Barrett v. State Farm Mutual Automobile Ins. Co.

236 So. 2d 900 | La. Ct. App. | 1970

236 So. 2d 900 (1970)

James Ralph BARRETT, Sr., et ux., Plaintiff-Appellant-Appellee,
v.
STATE FARM MUTUAL AUTOMOBILE INSURANCE COMPANY et al., Defendant-Appellee-Appellant.

No. 3115.

Court of Appeal of Louisiana, Third Circuit.

June 18, 1970.
Rehearing Denied July 24, 1970.

*901 Scofield & Bergstedt, by Thomas M. Bergstedt, Lake Charles, for plaintiff-appellant.

Hall & Coltharp, by L. H. Coltharp, Jr., DeRidder, Plauche, Sanders & Smith, by Allen L. Smith, Jr., Brame, Stewart & Bergstedt, by John E. Bergstedt, Lake Charles, for defendant-appellee.

Adams & Reese, by George V. Baus, New Orleans, for defendant-appellee.

Before HOOD, CULPEPPER and MILLER, JJ.

MILLER, Judge.

Plaintiffs, Mr. and Mrs. James R. Barrett, Sr. are claiming damages for the wrongful death of their 14 year old son, David Barrett. David was killed while operating a motorbike which collided with an automobile in the City of Sulphur on April 26, 1967. Defendants are Joseph L. Guidry, owner of the automobile and father of Charles Guidry, minor operator of the automobile; State Farm Mutual Automobile Insurance Company, the alleged liability insurer of Joseph L. Guidry; Fidelity and Casualty Company of New York, plaintiffs' liability insurer (uninsured motorist coverage); and American Employers Insurance Company, the liability insurer of Harry J. Henry, the owner of the motorbike. (uninsured motorist coverage).

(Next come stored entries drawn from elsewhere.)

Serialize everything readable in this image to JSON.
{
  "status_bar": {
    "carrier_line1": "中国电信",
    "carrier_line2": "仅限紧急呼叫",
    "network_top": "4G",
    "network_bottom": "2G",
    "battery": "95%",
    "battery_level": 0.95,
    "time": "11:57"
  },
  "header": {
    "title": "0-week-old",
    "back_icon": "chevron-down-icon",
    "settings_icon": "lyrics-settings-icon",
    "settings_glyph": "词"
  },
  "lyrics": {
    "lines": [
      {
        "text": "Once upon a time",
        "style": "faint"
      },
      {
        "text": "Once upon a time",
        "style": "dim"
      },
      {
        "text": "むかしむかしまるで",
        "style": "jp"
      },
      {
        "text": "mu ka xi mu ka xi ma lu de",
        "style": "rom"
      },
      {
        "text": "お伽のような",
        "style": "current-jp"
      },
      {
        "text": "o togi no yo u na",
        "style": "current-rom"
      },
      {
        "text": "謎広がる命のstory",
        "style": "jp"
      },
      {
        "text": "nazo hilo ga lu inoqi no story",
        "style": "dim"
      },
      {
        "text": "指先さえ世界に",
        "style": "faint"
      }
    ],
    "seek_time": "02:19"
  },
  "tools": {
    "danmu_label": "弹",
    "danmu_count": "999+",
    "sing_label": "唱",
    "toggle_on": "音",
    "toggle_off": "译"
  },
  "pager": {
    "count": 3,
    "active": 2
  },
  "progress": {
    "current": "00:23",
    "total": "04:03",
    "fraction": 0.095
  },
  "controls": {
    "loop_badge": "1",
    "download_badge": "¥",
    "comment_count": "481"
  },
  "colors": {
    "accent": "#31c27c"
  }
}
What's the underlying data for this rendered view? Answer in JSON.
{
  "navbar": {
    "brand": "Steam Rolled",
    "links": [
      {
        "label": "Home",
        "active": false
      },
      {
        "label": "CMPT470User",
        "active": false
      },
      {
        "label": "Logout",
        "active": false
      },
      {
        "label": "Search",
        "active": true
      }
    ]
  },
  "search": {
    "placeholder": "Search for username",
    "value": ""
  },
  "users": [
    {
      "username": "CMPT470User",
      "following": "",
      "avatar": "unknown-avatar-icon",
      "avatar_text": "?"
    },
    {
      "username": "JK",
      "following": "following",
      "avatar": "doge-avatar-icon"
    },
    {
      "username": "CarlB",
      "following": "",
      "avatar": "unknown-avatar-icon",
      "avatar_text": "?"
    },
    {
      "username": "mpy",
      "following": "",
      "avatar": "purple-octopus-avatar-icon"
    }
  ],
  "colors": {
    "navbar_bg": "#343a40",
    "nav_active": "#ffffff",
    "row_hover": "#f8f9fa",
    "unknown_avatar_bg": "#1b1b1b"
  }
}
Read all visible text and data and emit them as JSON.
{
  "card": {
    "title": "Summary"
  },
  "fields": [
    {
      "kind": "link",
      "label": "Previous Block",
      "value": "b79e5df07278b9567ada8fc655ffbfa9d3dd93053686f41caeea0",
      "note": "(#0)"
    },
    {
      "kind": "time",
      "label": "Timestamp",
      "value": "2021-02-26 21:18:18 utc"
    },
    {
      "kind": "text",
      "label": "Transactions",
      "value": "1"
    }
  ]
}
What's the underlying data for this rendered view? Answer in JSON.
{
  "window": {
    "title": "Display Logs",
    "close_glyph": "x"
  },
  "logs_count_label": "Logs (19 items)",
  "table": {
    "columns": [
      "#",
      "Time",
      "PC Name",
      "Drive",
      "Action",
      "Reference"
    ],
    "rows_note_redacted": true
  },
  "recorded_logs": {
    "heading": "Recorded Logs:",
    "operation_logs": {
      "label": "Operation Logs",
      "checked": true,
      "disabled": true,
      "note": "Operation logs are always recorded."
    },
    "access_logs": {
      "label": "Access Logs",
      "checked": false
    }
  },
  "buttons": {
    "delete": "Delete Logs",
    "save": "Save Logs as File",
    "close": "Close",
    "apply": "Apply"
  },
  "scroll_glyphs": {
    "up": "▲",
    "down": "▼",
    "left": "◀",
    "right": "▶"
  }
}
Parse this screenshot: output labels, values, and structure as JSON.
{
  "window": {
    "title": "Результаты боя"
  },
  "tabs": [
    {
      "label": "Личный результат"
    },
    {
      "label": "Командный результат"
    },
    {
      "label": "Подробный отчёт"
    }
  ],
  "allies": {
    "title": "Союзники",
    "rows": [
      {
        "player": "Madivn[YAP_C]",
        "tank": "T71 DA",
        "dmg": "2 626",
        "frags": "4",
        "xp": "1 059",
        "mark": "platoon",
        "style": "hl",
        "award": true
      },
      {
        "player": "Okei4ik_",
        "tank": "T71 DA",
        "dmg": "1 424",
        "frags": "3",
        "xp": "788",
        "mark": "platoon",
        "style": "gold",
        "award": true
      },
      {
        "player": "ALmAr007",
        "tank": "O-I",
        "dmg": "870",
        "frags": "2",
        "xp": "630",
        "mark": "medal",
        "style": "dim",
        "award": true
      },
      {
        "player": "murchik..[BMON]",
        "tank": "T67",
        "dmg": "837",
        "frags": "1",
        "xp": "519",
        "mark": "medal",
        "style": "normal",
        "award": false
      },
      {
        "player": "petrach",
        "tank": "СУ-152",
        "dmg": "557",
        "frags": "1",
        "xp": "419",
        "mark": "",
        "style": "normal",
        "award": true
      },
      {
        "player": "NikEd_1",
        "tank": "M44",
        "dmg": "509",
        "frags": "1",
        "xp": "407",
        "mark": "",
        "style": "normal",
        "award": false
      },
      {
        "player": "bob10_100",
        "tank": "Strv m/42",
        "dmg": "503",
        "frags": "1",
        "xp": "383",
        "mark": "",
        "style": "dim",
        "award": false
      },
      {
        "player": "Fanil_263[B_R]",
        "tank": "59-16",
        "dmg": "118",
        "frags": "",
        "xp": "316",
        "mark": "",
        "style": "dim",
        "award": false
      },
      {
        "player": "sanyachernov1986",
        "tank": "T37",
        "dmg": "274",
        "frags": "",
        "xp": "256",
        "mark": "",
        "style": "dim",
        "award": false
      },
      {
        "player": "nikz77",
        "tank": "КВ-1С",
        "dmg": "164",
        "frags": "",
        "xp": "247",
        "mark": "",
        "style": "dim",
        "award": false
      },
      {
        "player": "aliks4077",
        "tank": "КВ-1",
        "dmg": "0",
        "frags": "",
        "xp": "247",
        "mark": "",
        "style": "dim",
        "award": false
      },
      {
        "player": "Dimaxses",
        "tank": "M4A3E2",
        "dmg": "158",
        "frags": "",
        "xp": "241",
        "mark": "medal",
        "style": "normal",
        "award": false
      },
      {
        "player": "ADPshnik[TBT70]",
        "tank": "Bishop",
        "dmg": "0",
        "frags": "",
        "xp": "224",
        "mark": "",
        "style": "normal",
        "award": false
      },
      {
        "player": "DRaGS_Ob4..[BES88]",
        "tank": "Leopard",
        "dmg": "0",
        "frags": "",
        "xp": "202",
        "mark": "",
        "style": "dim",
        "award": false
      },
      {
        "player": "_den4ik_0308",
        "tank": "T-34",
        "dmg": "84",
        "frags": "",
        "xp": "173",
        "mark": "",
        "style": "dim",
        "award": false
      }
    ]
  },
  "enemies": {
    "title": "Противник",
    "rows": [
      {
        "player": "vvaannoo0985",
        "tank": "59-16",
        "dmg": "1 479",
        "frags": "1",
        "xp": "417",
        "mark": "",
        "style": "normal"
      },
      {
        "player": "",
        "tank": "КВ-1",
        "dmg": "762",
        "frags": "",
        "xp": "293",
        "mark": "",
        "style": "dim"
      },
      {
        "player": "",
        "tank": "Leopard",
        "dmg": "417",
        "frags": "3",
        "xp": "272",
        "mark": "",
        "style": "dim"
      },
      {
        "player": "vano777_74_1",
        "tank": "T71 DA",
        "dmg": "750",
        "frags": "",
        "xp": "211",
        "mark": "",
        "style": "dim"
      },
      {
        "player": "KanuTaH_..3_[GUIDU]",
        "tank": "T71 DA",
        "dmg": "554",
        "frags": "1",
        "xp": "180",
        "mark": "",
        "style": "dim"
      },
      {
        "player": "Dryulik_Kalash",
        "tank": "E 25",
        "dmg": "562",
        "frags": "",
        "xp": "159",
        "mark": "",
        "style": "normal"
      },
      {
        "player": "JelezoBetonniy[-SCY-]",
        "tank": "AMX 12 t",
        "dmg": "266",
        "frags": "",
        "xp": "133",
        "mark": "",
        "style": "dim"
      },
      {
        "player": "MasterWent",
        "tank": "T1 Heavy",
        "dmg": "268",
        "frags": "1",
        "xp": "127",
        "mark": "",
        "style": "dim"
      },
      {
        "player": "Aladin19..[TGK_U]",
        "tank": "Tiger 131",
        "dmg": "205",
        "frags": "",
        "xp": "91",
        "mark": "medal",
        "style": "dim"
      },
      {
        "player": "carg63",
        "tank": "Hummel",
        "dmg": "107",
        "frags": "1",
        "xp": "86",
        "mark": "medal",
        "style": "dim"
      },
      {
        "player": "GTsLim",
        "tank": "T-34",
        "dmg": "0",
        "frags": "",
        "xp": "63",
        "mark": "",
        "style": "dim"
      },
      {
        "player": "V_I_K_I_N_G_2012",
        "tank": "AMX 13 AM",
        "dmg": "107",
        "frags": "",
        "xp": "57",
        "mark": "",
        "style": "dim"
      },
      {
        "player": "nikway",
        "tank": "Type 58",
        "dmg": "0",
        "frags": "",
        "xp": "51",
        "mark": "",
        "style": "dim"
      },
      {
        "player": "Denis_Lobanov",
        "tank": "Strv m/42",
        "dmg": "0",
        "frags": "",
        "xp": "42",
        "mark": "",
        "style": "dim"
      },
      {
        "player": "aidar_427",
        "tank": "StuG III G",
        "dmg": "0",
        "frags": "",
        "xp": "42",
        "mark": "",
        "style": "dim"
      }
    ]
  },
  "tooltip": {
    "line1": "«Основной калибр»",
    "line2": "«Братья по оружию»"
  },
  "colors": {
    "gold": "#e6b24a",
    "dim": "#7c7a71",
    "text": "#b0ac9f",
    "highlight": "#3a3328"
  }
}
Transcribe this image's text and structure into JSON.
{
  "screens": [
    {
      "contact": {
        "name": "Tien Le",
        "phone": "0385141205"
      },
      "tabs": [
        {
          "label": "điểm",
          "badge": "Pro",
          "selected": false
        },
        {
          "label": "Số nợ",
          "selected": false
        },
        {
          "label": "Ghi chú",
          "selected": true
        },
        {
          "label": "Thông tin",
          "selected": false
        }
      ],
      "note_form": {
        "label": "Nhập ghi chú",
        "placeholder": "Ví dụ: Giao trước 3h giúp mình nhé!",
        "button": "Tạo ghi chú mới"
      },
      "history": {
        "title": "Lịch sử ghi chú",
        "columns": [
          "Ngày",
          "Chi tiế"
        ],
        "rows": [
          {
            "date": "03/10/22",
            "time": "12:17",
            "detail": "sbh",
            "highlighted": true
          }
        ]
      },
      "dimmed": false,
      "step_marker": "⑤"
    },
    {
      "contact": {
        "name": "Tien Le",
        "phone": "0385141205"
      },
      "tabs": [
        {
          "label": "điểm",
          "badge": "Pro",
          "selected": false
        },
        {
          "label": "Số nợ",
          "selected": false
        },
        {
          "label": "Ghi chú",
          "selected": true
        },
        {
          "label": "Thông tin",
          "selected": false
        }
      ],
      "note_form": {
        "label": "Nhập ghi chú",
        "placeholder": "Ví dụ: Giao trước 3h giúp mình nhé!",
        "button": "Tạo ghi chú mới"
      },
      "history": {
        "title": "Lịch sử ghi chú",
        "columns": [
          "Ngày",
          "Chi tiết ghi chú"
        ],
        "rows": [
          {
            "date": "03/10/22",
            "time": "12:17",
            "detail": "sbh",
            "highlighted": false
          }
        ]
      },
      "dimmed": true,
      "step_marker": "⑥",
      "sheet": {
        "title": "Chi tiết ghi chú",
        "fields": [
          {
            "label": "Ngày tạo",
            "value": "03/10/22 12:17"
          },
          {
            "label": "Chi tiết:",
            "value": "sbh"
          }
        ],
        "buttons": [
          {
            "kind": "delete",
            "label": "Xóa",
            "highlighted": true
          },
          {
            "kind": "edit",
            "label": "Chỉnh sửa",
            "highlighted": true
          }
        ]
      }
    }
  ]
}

The trial court rendered judgment for plaintiffs against Joseph L. Guidry and Fidelity and Casualty Company of New York. Under a third party demand, judgment was rendered in favor of Fidelity and Casualty Company of New York against Joseph L. Guidry for the sum it is required to pay by the judgment. The suit was dismissed as to both State Farm Mutual Automobile Insurance Company and American Employers Insurance Company on the basis of noncoverage. Plaintiffs, Mr. and Mrs. Barrett, and defendant, Joseph L. Guidry, appeal to this Court.

This suit is replete with both factual and legal complexities. The trial judge has written a penetrating analysis of this case which we are pleased to adopt, to-wit:

"The evidence preponderates that on April 26, 1967, David Barrett, the 14 year old son of Mr. and Mrs. James R. Barrett, Sr., was operating a motorbike owned by Harry J. Henry. David was operating the motorbike with the permission of the owner. The accident occurred at the intersection of East and West Kent Streets in the City of Sulphur at approximately 7:30 A. M. The intersection is unusual in that as one proceeds south on Kent Street, this street forks forming East and West Kent Streets. East Kent Street is actually a straight extension of Kent Street, and West Kent Street circles gradually to the west forming West Kent Street. At the point that East and West Kent Streets come together a stop sign controlls traffic on vehicles traveling north on West Kent Street entering the intersection. These streets are all paved streets, and the weather was clear and the pavement dry at the time of the accident.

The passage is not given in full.